Muslim women Finsbury Park 1
How Muslims feel after the Finsbury Park attack
01:22 - Source: CNN
London CNN  — 

A series of deadly terror attacks in Britain in recent weeks had left Muslims in north London fearing reprisals, but they never thought that violence would happen on their doorstep.

It was just after midnight on Monday when a van mounted the sidewalk and plowed through a crowd of worshippers walking home from mosques in Finsbury Park following Ramadan prayers.

At least one man died and 10 others were injured in the attack, which police are now treating as a “terrorist incident.” A 48-year-old white man was wrestled to the ground by members of the public and arrested at the scene on suspicion of attempted murder. He has since been detained on suspicion of terror offences.

A woman in a blue hijab walks past the five-story red brick Finsbury Park Mosque -- the scene of Monday's attack.

Muna Mohammad was safe at home with her children when the attack unfolded nearby. Looking on at the scene from behind a police cordon hours later, holding her young son’s hand, Mohammad says her family left Mogadishu, Somalia, to escape violence like this.

“We came here to feel safe. But look, we aren’t safe. We’re sick and tired of terror. When I wake up and look at the news it’s always another attack. Why is this happening here in the UK?” Mohammad, 32, asked.

"One of my relatives, who is around 80, was injured in the attack. She was praying at the time," Muna Mohammad, who regularly attends Finsbury Park Mosque, said.

On Monday morning, suited commuters on their way to work and mothers dressed in hijabs, schoolchildren in tow, streamed in and out of Finsbury Park Underground Station, just around the corner from the scene of the attack. The crowd was a cross-section of this diverse London area, which, despite ever-increasing gentrification, is home to a wide array of nationalities and backgrounds.

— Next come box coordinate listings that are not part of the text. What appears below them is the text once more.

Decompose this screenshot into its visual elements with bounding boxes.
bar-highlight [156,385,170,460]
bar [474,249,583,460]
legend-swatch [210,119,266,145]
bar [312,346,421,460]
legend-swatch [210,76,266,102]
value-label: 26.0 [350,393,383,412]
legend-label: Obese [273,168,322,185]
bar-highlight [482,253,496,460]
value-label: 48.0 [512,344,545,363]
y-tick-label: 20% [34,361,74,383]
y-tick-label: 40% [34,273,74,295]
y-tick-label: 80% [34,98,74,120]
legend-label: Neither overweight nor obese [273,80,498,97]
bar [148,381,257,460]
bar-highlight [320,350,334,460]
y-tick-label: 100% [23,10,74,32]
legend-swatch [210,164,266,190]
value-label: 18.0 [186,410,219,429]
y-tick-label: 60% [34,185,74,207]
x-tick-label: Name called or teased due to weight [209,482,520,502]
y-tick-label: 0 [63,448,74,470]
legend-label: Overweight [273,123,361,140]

The area is probably best known for Arsenal Football Club, and on game days at the nearby Emirates Stadium, the streets around this transit hub are awash with fans dressed in red and white.

A policeman gives directions to people outside Finsbury Park station. Many on Monday morning were trying to navigate cordons blocking streets around the mosque.

On most Fridays, the faithful stream towards several mosques in the neighborhood, home to a large Muslim community of mostly North and West African descent.

“I pray in front of the mosque on Fridays, but when it’s full I pray in the street. In the back of my mind I’ve wondered if it’s safe,” Ali, who was at home during the attack, says.

“These days, a car is a weapon. It’s pretty scary.”

"We have seen a rise in Islamophobia ... as a result of all the terror attacks," said 34-year-old Sultan, whose relative was injured at Finsbury Park Mosque. "Our mothers and sisters who go out about their daily lives, they are easily recognizable because they have the hijab and Islamic attire. They become easy targets."

Many local residents were angered that the media took longer to use the word “terror attack” to describe what had happened here than it had two weeks ago, when three Muslim men rammed a van into crowds of people on London Bridge.

In a statement issued around six hours after the incident, Finsbury Park Mosque condemned the “heinous” act and said they were “extremely unhappy with the mainstream media not reporting this as a terrorist attack.”

British Prime Minister Theresa May said officers had decided to treat the incident as a terror attack within eight minutes of receiving the first emergency call, but the Metropolitan Police only announced they were treating it as terrorism more than eight hours later.

"We had Iftar [breaking fast] at the chief rabbi's home last night. Two hours later, this happens," Yousif al-Khoei, executive director of the Al-Khoei Foundation in London and director of the Centre for Academic Shi'a Studies, said. "We cannot allow these extremists to divide us."